Bu güzel bayram tatilinde biraz daha derinlere inmek ve insani ilgilendiren temel konulara değinmek niyetindeyim. O nedenle de köşe yazıma dünyaca ünlü kişisel gelişim uzmanı, yazar Dr. Wayne Dyer’dan bir alıntı ile başlıyorum.
Dr. Wayne Dyer: “I Can Do It (Yapabilirim) konferansıma hazırlanırken, sahnede konuşmamı yaparken kullanmak üzere yanıma bir portakal almaya karar verdim.
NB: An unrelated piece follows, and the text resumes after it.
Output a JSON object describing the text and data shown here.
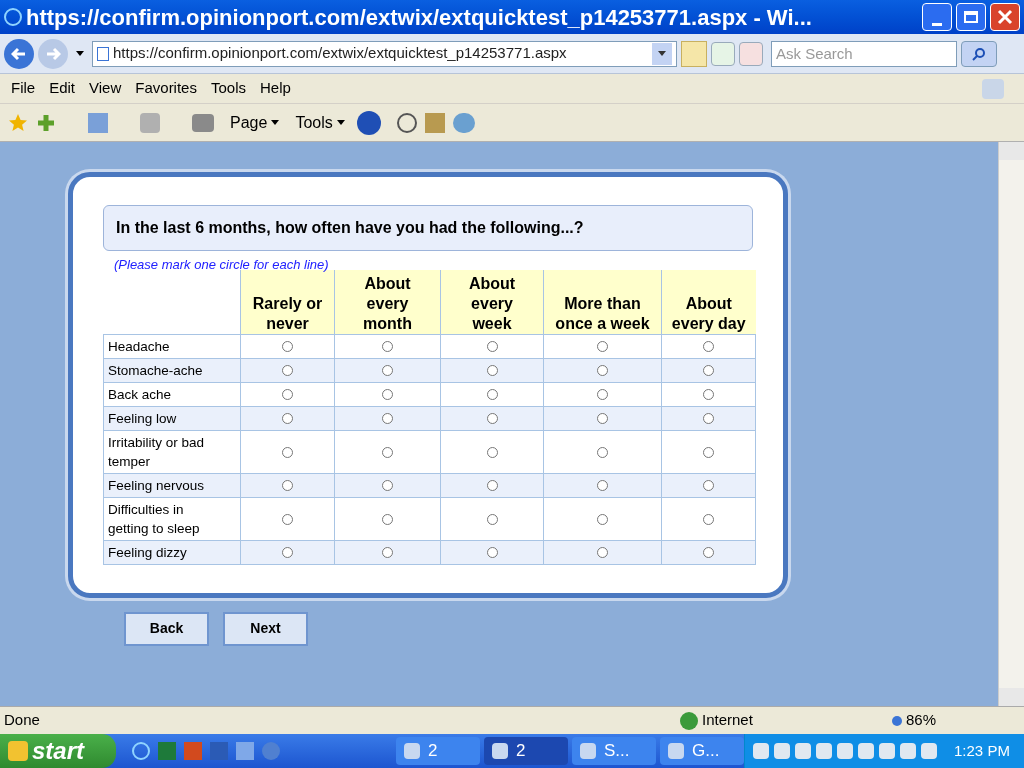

Sahneye çıktım ve elimde portakal, en ön sırada oturan 12 yaş civarı olan gence şu soruyu sordum:
“Bu elimdeki portakalı sıkabildiğim kadar çok sıkacak olsam, içinden ne çıkardı?”
Bana delirmişim gözüyle baktı ve “Tabii ki suyu” diye cevap verdi.
Peki dedim “İçinden elma suyu çıkabilir miydi?”
“Hayır” dedi gülerek.
“Peki ya greyfurt suyu?” dedim.
“Hayır” dedi yine.
“Ne suyu çıkardı içinden?” dedim.
“Tabii ki portakal suyu” dedi.
Peki dedim, “Neden portakalı sıkınca içinden portakal suyu çıkardı?” Biraz artık sinirlenerek “Çünkü bu bir portakal ve içinde de portakal suyu var” dedi.
Kafamı salladım ve dedim ki: “Şimdi farz et ki bu bir portakal değil de, sensin ve birisi seni sıkıyor, üzerinde basınç ve baskı uyguluyor, hoşuna gitmeyecek, seni kötü hissettirecek bir şeyler söylüyor. Ve senin de içinden öfke, nefret, kin ve korku çıkıyor. Neden? Çünkü bu genç arkadaşımızın da söylediği gibi içinde bu var da ondan.”
Dr. Dyer, bu durumu şöyle açıklamaya devam ediyor:
“Bu yaşamın en önemli derslerinden biri. Yaşam sizi sıktığında/boğduğunda, birisi sizi kızdırdığında/üzdüğünde içinizden ne çıkıyor? Eğer kızgınlık, acı ve korku çıkıyorsa bunun sebebi sizin içinizde de bu duyguların olmasıdır. Kimin sıktığı önemli değil, anneniz/kardeşiniz/çocuğunuz/patronunuz/devlet vs. herkes ve her şey olabilir. Eğer birisi sizin hakkınızda hoşunuza gitmeyen bir şey söylüyorsa, içinizde ne varsa dışınıza da o çıkar. Ve içinizde olan da size kalmış, sizin seçiminiz. Bu gibi durumlarda eğer içinizden ‘sevgi’ dışında demin bahsettiğim gibi ‘negatif duygular’ çıkıyorsa, siz buna müsaade ettiğiniz içindir. Bütün o negatif duyguları içinizden çıkardığınız ve yerine sevgi koyduğunuz anda, çok daha sağlıklı ve fonksiyonel bir hayatınız olur”.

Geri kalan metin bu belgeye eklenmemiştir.